Despite the overwhelming challenges Hurricane Dorian presented in its aftermath, this past Tuesday, November 26, marked the return of the international commercial Bahamasir flight to Grand Bahama.
On the occasion, 138 persons traveling aboard the Boeing 737 jet, including visiting teams, families and friends arriving in attendance of the 21st Tabernacle Falcons Thanksgiving Basketball Tournament, which tipped off yesterday afternoon at the St. George’s Gymnasium. The final wave of teams arrived Wednesday morning aboard the Celebration.
This year’s tournament attracted four teams out of Tennessee (Volunteer High, Elizabethton High, Dobyns Bennett High and Tennessee High).They square off against the island’s best high school teams in senior boys and girls action.
According to Tournament Director Norris Bain, this year’s venture required a full-fledged effort from government entities like the Ministry of Tourism, along with Bahamasair and the Grand Bahama Island Tourism Board and others. While Bain assured that the tournament will be a highly competitive affair, he spoke more to the sentimental value that the tournament holds for various stakeholders on the island.
“It gives us something to do and take our minds off of what we’ve been through for at least four days during this Thanksgiving week,” he expressed.
“It also gives us perspective to give thanks for the little things. As a Grand Bahamian I feel really proud to have been a part of the first (commercial) international flight into the island since Hurricane Dorian.
“That really gave me a sense of pride. Now we’ll be able to put some smiles on some children’s face during this week - they’ll be able to get in the gymnasium to cheer for their favorite high school - win, lose or draw. It’s going to be a great experience this week for the entire community.
“We’ll get a chance to be a part of some taxi drivers making some money this week, along with some hoteliers. Island Seas is going to cater to over 200 people this week.

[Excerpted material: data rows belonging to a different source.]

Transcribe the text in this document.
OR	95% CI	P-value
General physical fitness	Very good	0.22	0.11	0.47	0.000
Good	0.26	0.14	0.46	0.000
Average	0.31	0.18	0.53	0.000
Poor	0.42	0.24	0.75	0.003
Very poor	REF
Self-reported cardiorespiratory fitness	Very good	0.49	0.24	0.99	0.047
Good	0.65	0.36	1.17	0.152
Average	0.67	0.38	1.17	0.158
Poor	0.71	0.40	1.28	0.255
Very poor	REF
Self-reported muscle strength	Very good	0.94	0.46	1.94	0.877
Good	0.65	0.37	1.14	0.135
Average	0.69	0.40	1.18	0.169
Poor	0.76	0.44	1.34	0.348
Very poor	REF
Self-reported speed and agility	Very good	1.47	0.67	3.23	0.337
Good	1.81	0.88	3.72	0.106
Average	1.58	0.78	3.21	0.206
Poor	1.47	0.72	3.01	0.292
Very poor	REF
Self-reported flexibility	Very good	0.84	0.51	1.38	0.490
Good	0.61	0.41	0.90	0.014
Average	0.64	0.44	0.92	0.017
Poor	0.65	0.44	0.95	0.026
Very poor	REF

Children, whose parents are employed at the hotel and straw vendors are going to have a good week and that really makes me feel good to know I’ve been able to contribute to more than just basketball to our island and to our country,” said Bain.
Today’s action tips-off at 2:30 p.m. with girls’ play. One of the host teams, the Tabernacle Lady Falcons will take on Dobyns Bennett; followed by the St. George’s Lady Jaguars clashing with Elizabethton High at 3:30 p.m. The final girls’ match of the day will feature the Eight Mile Rock Blue Jays taking on Tennessee High.
In senior boys action, the St. George’s Jaguars will take on the Jack Hayward Wildcats at 5:30 p.m., followed shortly by the Tabernacle Falcons meeting Tennessee High at 6:30 p.m. Closing out day two will be the Sunland Stigners against Volunteer High.
As the island collectively began to pick up the pieces, Bain shared that he made it a mission to visit each of the visiting teams from east Tennessee. The tournament’s creator then shared that the visiting teams gravitated to Bain’s assurance that the island and airport would be ready.
“I took the time and drove 13 hours to east Tennessee and sat with the coaches and assured them that we were a resilient people and that we would be ready for this. I gave them the assurance this airport would be open because I had spoken with the president of the Grand Bahama Port Authority (Ian Rolle) and he assured me that everything would be alright.
“It would also be remiss of me not thanking Michael Pintard, the Member of Parliament for Marco City and also Minister of Agriculture for working with me and making the right connections with Bahamasair and the Minister of Tourism.
“These gentlemen were in our corner the whole time and fighting with us realizing that what we were doing was bigger than politics. I really am excited that we were able to band together as Bahamians and see the joy on the faces of these people coming off the plane.
“It was really exciting and they all gave a resounding yes before I left Virginia, that they’ll be here.”
General Manager for the MOT in Grand Bahama, Steven Johnson was elated to welcome the visiting teams and their parties as they made their way to baggage claim. With a strong belief in sports tourism, Johnson remained hopeful that this tournament will be a catalyst for other events moving forward.
“This tournament means so much to us. Sports tourism is going to be big here in Grand Bahama and this was the first flight since the passage of Dorian.
“We hope this event is going to motivate others to come and see that Grand Bahama is open for business and that we welcome everyone here to Grand Bahama island,” he concluded.
As it has become customary, the visiting teams were greeted at Tabernacle’s campus with a cultural celebration during the tournament’s opening ceremony Wednesday morning. Later that afternoon the first slate of games took place at the St. George’s Gymnasium.
The Thanksgiving Classic came to fruition while the Falcons were competing during the Arby’s Classic, held annually in December. The Arby’s Classic is a national gem in the United States, that had former and current NBA players like Ray Allen (retired), Dillon Brooks (Memphis Grizzlies) and even our very own Chavano “Buddy” Hield (Sacramento Kings) participate, through the years..
Director of the Arby’s Classic, Dale Burns, offered the idea of Bain starting his own tournament, where Burns would assist in having visiting teams from the United States travel annually to participate. The rest became history as teams from Tennessee have eagerly anticipated the Thanksgiving Classic each year since 1998.